OBJECTIVES: To examine the association between urinary cadmium levels and the incidence of ischemic stroke and to explore possible effect modifications. METHODS: A case-cohort study was designed nested in the Reasons for Geographic and Racial Differences in Stroke (REGARDS) study, including 680 adjudicated incident cases of ischemic stroke and 2,540 participants in a randomly selected subcohort. Urinary creatinine-corrected cadmium concentration was measured at baseline. Multivariable-adjusted hazard ratios (HRs) and the corresponding 95% confidence intervals (CIs) were estimated with the Barlow weighting method for the Cox proportional hazards regression model. RESULTS: The median urinary cadmium concentration was 0.42 (interquartile range 0.27-0.68) μg/g creatinine.

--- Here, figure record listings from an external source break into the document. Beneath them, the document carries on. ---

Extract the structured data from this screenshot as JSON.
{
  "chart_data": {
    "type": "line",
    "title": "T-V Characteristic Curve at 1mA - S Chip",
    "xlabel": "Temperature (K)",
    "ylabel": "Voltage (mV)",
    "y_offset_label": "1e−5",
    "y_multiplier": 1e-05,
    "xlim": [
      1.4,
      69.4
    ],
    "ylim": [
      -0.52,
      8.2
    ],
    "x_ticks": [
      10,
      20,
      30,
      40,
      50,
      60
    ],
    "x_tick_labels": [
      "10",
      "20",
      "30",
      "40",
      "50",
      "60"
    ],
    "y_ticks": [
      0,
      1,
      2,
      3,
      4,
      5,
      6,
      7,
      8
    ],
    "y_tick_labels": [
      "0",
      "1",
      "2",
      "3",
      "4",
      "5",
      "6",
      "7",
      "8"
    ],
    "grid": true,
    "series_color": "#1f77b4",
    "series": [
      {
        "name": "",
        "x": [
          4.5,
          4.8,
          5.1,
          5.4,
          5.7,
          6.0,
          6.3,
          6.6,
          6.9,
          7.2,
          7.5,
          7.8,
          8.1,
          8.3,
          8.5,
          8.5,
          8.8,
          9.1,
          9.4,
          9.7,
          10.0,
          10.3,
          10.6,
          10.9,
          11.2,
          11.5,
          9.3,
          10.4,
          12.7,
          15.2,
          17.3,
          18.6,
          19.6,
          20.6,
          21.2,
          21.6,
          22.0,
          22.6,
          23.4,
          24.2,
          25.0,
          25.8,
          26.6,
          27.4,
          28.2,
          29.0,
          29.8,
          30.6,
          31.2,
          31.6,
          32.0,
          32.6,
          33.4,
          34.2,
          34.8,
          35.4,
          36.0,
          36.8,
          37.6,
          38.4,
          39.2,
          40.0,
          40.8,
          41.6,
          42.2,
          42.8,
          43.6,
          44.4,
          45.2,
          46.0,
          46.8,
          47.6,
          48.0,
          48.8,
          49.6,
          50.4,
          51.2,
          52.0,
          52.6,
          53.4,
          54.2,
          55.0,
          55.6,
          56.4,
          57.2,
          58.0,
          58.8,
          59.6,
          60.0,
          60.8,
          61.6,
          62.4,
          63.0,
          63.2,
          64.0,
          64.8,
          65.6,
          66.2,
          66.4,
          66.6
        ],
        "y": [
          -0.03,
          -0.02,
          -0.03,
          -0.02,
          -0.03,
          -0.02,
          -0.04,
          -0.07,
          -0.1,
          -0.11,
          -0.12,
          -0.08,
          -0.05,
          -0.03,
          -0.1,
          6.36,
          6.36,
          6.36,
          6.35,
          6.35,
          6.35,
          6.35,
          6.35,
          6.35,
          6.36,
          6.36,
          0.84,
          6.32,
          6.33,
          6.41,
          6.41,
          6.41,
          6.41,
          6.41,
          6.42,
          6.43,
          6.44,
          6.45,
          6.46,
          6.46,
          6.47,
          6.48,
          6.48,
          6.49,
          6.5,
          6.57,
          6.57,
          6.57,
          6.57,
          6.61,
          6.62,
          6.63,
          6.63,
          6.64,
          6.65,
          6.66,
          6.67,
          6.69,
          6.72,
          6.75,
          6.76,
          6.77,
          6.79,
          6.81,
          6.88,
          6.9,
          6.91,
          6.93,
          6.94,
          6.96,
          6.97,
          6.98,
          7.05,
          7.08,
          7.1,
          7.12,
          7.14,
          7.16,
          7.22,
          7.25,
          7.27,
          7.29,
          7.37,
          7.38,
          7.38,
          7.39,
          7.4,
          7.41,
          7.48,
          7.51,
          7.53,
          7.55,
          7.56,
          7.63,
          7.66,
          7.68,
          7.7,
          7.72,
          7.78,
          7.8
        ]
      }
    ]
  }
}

After adjustment for potential confounders, urinary cadmium was associated with increased incidence of ischemic stroke (quintile 5 vs quintile 1: HR 1.50, 95% CI 1.01-2.22, p for trend = 0.02). The observed association was more pronounced among participants in the lowest serum zinc tertile (tertile 3 vs tertile 1: HR 1.82, 95% CI 1.06-3.11, p for trend = 0.004, p for interaction = 0.05) but was attenuated and became nonsignificant among never smokers (tertile 3 vs tertile 1: never smokers: HR 1.27, 95% CI 0.80-2.03, p for trend = 0.29; ever smokers: HR 1.60, 95% CI 1.06-2.43, p for trend = 0.07, p for interaction = 0.51). CONCLUSIONS: Findings from this study suggest that cadmium exposure may be an independent risk factor for ischemic stroke in the US general population. Never smoking and maintaining a high serum zinc level may ameliorate the potential adverse effects of cadmium exposure.